The announcement of the reconstruction plans for Syria has been criticized by France, which believes that rebuilding will strengthen the regime of Bashar el Assad. After the chemical attack on Khan Shaykhun on April 4th, the opposition to the EU plan has only intensified. Admittedly, the EU claims to condition its economic aid on respect for human rights and a political transition. The EU hopes to use her billions of euros as leverage on the Bashar el Assad regime, notably to accept the return of the refugees. However, one can only be skeptical about this argument. A few billion euros will make him accept what he refused under military pressure. He knows that the EU will eventually yield before him, and it does not bother him to see the “overflow” of people leaving Syria for Europe. Quite the contrary, he risks of destabilization in Lebanon and Jordan are increasing, which will escalate the exodus towards the European Union. The latter should face a major political crisis with the rise of populist parties, the end of the Shengen agreements, and a new permanent blackmail mechanism for Turkey, which can allow migrants to cross the Aegean Sea when it wishes.

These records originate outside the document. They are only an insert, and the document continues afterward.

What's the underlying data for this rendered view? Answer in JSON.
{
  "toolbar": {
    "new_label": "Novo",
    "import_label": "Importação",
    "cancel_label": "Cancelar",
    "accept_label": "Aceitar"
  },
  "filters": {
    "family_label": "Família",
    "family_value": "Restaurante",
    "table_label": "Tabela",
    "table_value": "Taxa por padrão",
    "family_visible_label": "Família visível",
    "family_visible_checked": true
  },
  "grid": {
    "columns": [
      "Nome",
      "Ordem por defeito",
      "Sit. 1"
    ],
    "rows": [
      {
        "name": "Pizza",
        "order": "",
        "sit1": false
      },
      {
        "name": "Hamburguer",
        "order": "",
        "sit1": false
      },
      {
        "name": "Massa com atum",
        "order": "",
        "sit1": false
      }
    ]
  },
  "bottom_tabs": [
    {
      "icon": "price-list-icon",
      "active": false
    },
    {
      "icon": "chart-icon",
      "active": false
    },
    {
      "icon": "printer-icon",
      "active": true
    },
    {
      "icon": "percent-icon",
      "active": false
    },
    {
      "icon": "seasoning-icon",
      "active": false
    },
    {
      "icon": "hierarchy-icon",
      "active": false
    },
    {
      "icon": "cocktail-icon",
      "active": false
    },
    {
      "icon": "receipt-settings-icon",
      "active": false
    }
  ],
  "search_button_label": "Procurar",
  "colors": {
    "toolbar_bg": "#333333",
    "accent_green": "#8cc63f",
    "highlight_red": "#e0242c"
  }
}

The EU appears very weak in the face of this immigration blackmail. After Erdogan, Lebanese Prime Minister Saad Hariri came to explain in Brussels that Lebanon needed 10 billion euros over the next seven years, claiming that the Syrian crisis and the 1.5 million refugees in Lebanon were the cause of all the misfortunes of his country. This is totally false: corruption, political blockades, and predation are responsible for the sinking of the Lebanese economy. The Syrian crisis simply precipitated the decline. Egyptian president Sissi joined in the blackmail game and casually hinted to Angela Merkel last March that it would be a shame if millions of Egyptians form the destabilized Nile valley managed to find their way into Germany. It is therefore necessary that the EU maintains its financial infusion to Egypt. Algeria does not participate in this blackmail, but how many years can Algeria remain stable with such low oil prices and a gridlocked politico-economic system?
The leaders of the South and East Mediterranean fully understand that the EU is not in a position to resist this blackmail of immigrants. In the Middle East, three regional powers (Turkey, Saudi Arabia, Iran) are fighting for control of the region with the support of the United States and Russia. But the EU is absent from this political and military confrontation and its only flimsy tool is financial diplomacy. It must resolve to accept authoritarian regimes in its Mediterranean periphery, for the political stability of the region is the best protection against mass immigration. The EU is caught between the defences of European values, which limit its geopolitical weight, and the denial of these values for fear of retaliation, since it has deprived itself of the power of coercion. The rapid demographic inflation of sub-Saharan Africa and the stalemate in many Southern Mediterranean countries will force the EU to drastically change its immigration and foreign policies.